How I AIThe power user’s guide to Codex | Alexander Embiricos (product lead)
CHAPTERS
Codex as a thorough “software engineering teammate” (setup + what it’s good at)
Claire introduces Alexander Embiricos (Codex product lead) and frames Codex as a coding agent optimized for diligence and complex tasks rather than raw speed. The episode’s goal is a practical, zero-to-one walkthrough from install to advanced workflows.
Installing the Codex VS Code extension and running a repo locally
Alex demonstrates the true beginner flow: install the extension, log in, and ask basic questions about an unfamiliar repo. The emphasis is that Codex is useful even before you write code—simply to understand how to run and interact with a codebase.
First fixes in a toy project: adjust jump + implement missing feature
With the game running locally, Alex uses plain-English prompts to fix a too-high jump and implement windmill planting. This showcases the basic “tell the agent what you want” loop and how Codex proposes a plan before editing code.

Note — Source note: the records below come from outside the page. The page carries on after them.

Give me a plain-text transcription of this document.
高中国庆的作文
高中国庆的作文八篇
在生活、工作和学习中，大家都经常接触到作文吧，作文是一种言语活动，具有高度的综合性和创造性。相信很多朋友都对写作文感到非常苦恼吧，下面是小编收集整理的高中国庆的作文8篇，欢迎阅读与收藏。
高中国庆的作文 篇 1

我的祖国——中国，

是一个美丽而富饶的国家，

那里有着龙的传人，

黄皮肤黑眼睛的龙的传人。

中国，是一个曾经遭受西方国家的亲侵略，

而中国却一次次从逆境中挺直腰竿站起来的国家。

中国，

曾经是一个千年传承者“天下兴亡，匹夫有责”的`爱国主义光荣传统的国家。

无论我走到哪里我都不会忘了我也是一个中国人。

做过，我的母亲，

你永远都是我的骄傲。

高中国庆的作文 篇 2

Parallel tasks: when to run multiple Codex chats vs serial work
Claire highlights parallelization as a key productivity lever, then asks how to decide between parallel and serial execution. Alex explains it depends on whether tasks are exploratory/questions (great in parallel) versus code changes that may conflict.

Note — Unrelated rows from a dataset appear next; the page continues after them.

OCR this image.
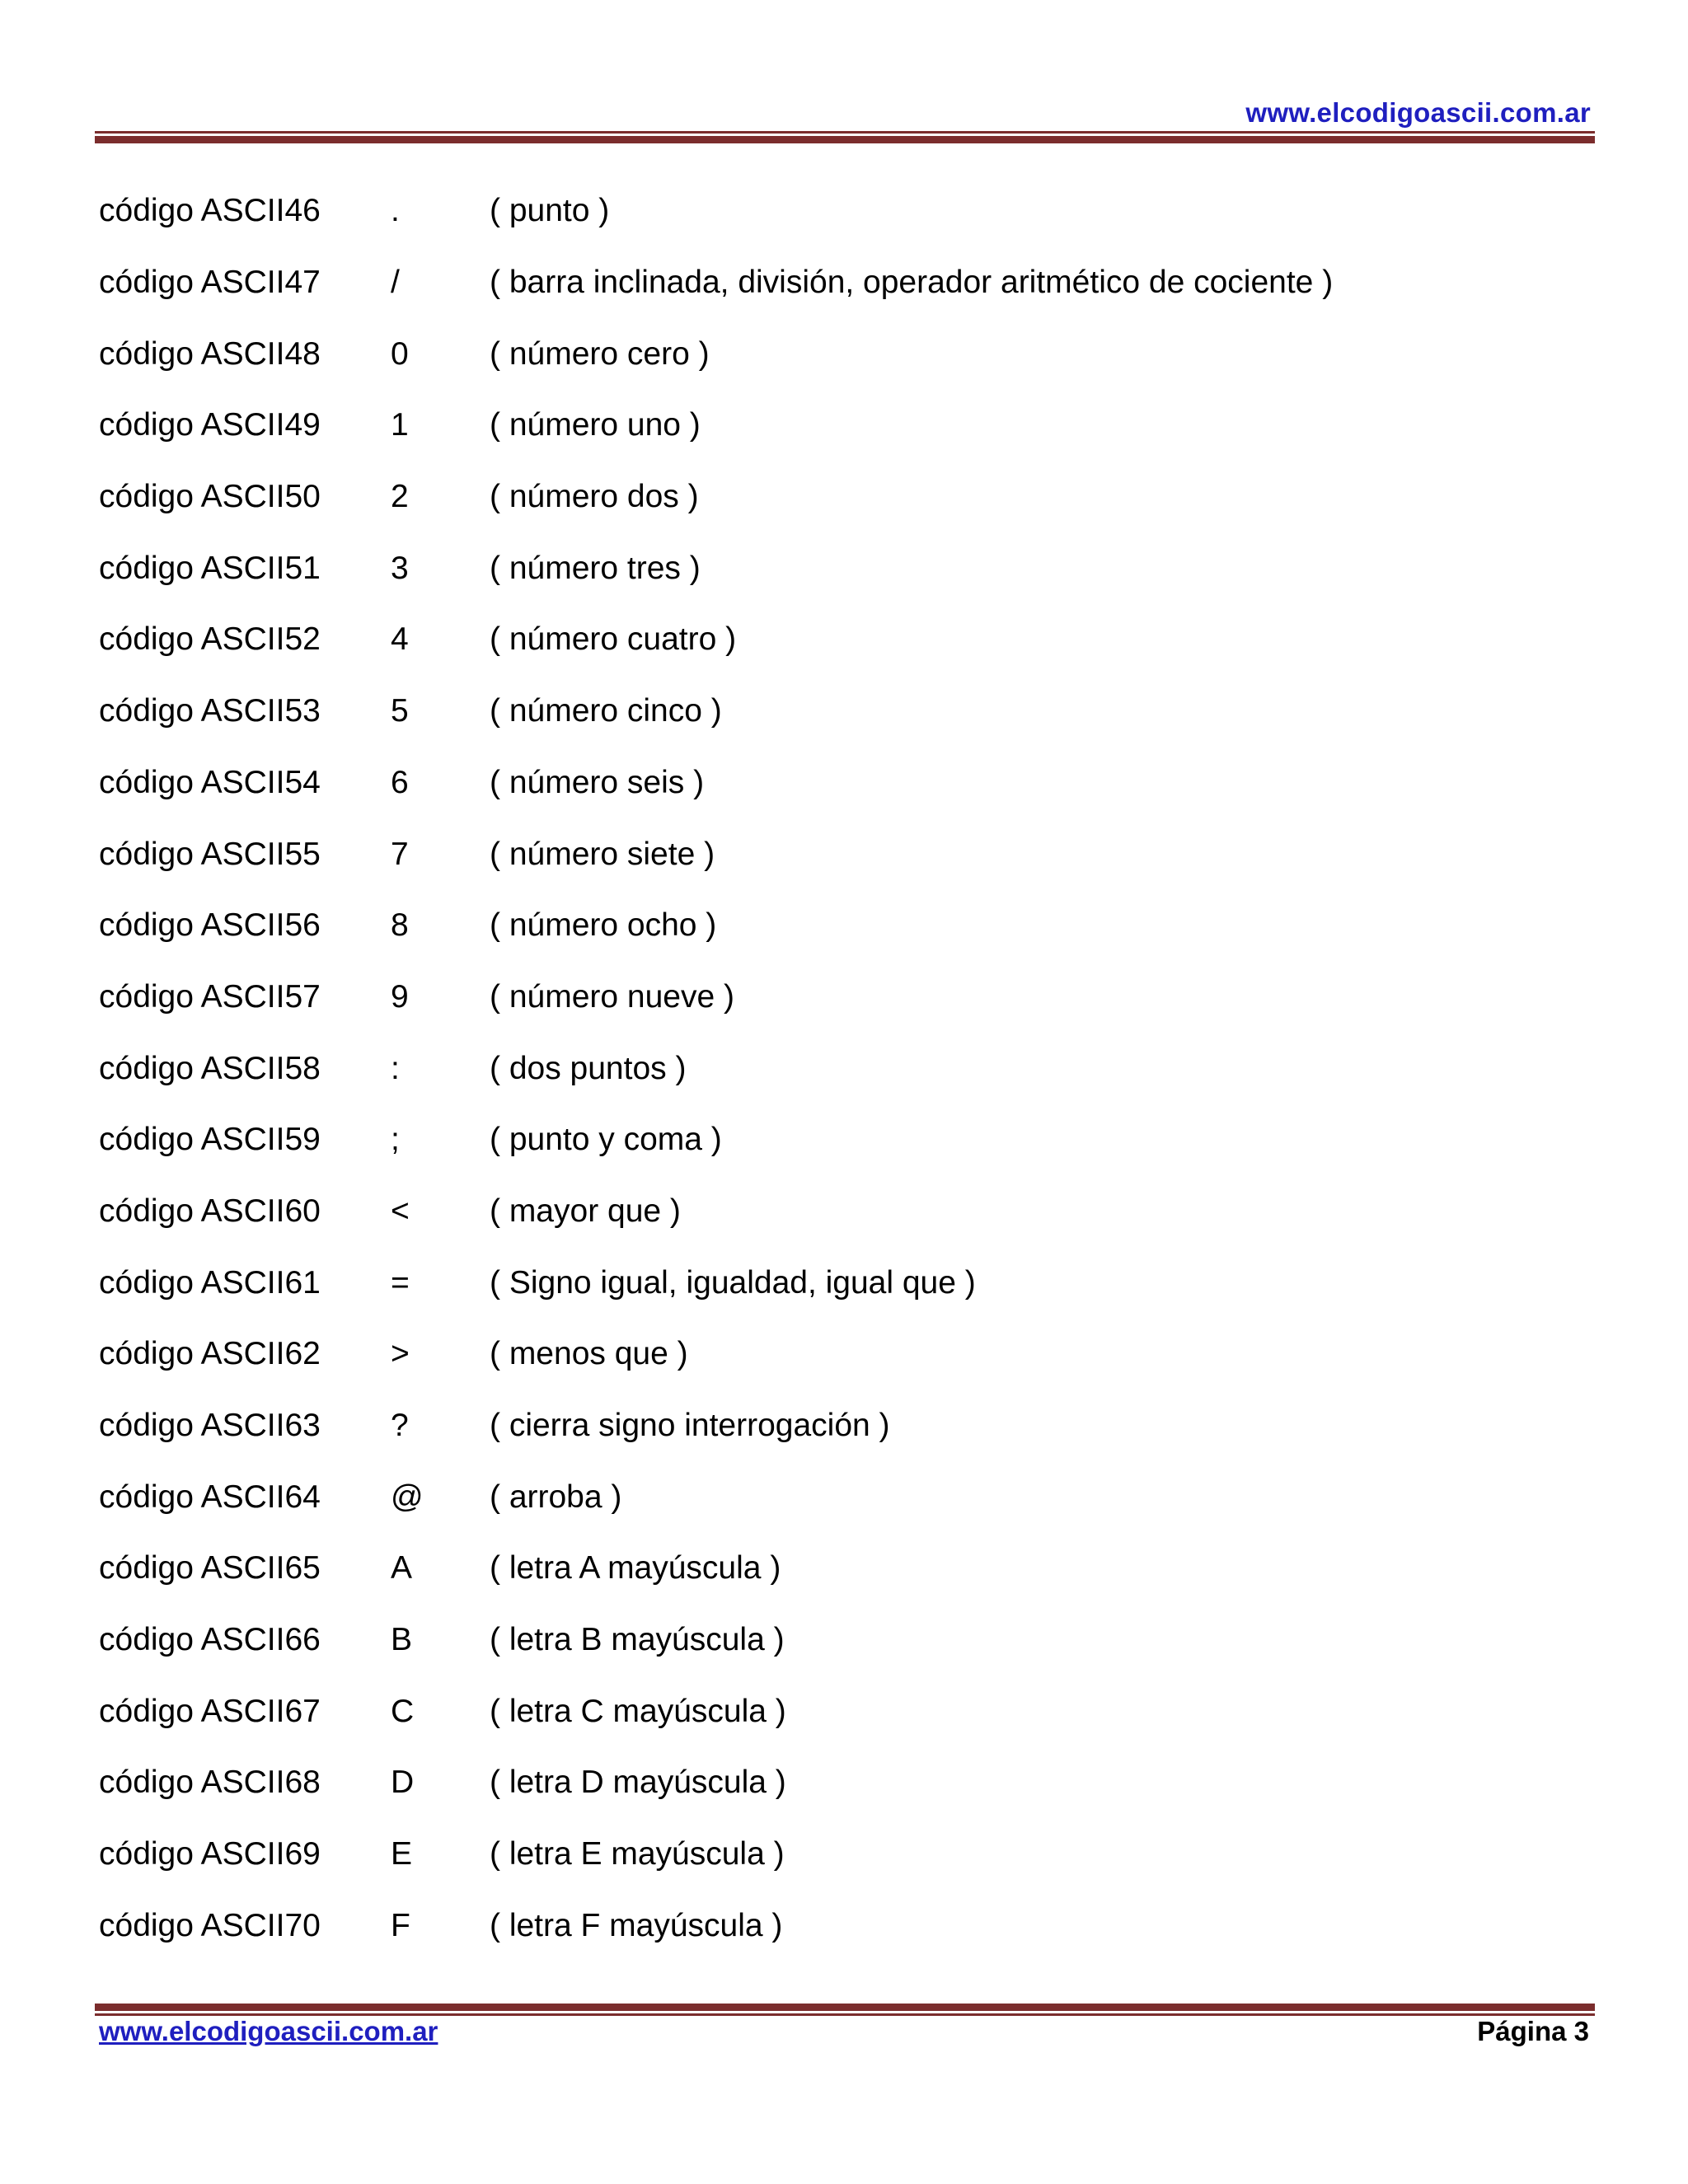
www.elcodigoascii.com.ar
código ASCII46	.	( punto )
código ASCII47	/	( barra inclinada, división, operador aritmético de cociente )
código ASCII48	0	( número cero )
código ASCII49	1	( número uno )
código ASCII50	2	( número dos )
código ASCII51	3	( número tres )
código ASCII52	4	( número cuatro )
código ASCII53	5	( número cinco )
código ASCII54	6	( número seis )
código ASCII55	7	( número siete )
código ASCII56	8	( número ocho )
código ASCII57	9	( número nueve )
código ASCII58	:	( dos puntos )
código ASCII59	;	( punto y coma )
código ASCII60	<	( mayor que )
código ASCII61	=	( Signo igual, igualdad, igual que )
código ASCII62	>	( menos que )
código ASCII63	?	( cierra signo interrogación )
código ASCII64	@	( arroba )
código ASCII65	A	( letra A mayúscula )
código ASCII66	B	( letra B mayúscula )
código ASCII67	C	( letra C mayúscula )
código ASCII68	D	( letra D mayúscula )
código ASCII69	E	( letra E mayúscula )
código ASCII70	F	( letra F mayúscula )
www.elcodigoascii.com.ar	Página 3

Git worktrees for safe parallel code changes (with Codex generating commands)
Alex introduces Git worktrees as the practical solution to parallel changes that must remain isolated. He demonstrates asking Codex to create two worktrees (French/German) so multiple variants can be developed concurrently without conflicts.
Terminal productivity: one-line prompts + working in multiple tabs
They zoom in on command-line efficiency: launching Codex with the first prompt inline and using multiple terminal tabs for parallel work. Claire notes many power users run many instances, but the key is structuring separation (e.g., via worktrees).
Case study: building the Sora Android app in 28 days with Codex
Claire asks how Codex scales to real production work; Alex cites OpenAI’s Sora Android app built by four engineers in 28 days and reaching #1 in the App Store. The takeaway is that agents don’t remove hard engineering—they compress timelines when paired with strong architecture and process.
Planning workflow with PLANS.md: “plan the work, then implement”
Alex demonstrates using a PLANS.md template (from an OpenAI blog post) to produce thorough, milestone-driven plans for large tasks (e.g., Python SDK mirroring a TypeScript SDK). He stresses iterating on the plan in the same chat to preserve context before execution.
Prototyping vs production engineering: vibe coding to learn, specs to ship
They distinguish two acceleration modes: rapid learning via prototypes and rapid execution for defined work. Designers can prototype Codex surfaces quickly, then engineering either lands it directly or rebuilds cleanly using the learnings and a tighter spec.
What needs a plan? Time, task complexity, and ‘Best of N’ exploration
Claire asks how to decide when to plan; Alex says it depends on task difficulty and personal time constraints. He describes “Best of N” (multiple attempts in parallel) as an alternative to up-front planning when speed matters or uncertainty is high.
Multiplying impact with code review: /review and GitHub automated reviews
Alex calls GitHub/code review the highest-leverage integration. He shows manual review via a /review command and automated GitHub PR comments that surface only high-confidence issues—then a loop where a developer can ask Codex to fix the issue directly.
Codex adoption at OpenAI: ‘everywhere,’ productivity shifts, and failed automations
Alex describes rapid internal adoption: moving from ~half the company to nearly all technical staff using Codex constantly. He shares that automated reviews are enabled across repos, while other proactive automations (e.g., auto-revising after human feedback) were less successful due to missing context and notification fatigue.
Harness matters: model-output quality + UX for latency, context, and iteration
Claire asks why the interface (“harness”) differentiates amid rapid model releases. Alex explains harness work improves both outcomes (tool usage patterns, compaction, parallel tool calling) and usability (seeing edits in IDE, handling latency, proactive helpfulness).
Atlas and personalized AI workflows: Sidechat, memory, and ‘be polite’
In a lightning-round segment, Alex shares how Atlas/ChatGPT becomes his default for non-code tasks due to personalization and memory. He highlights Sidechat for page-aware Q&A and rewriting, and argues for politeness to AI as a way to protect human habits and culture.
Getting agents back on track + closing: context, ambiguity, and session replay
Alex advises giving richer context and being explicit about ambiguity rather than over-specifying outcomes. If the agent derails, he recommends starting a new chat—and notes an advanced trick: Codex stores sessions locally, so you can have it read prior logs and continue coherently.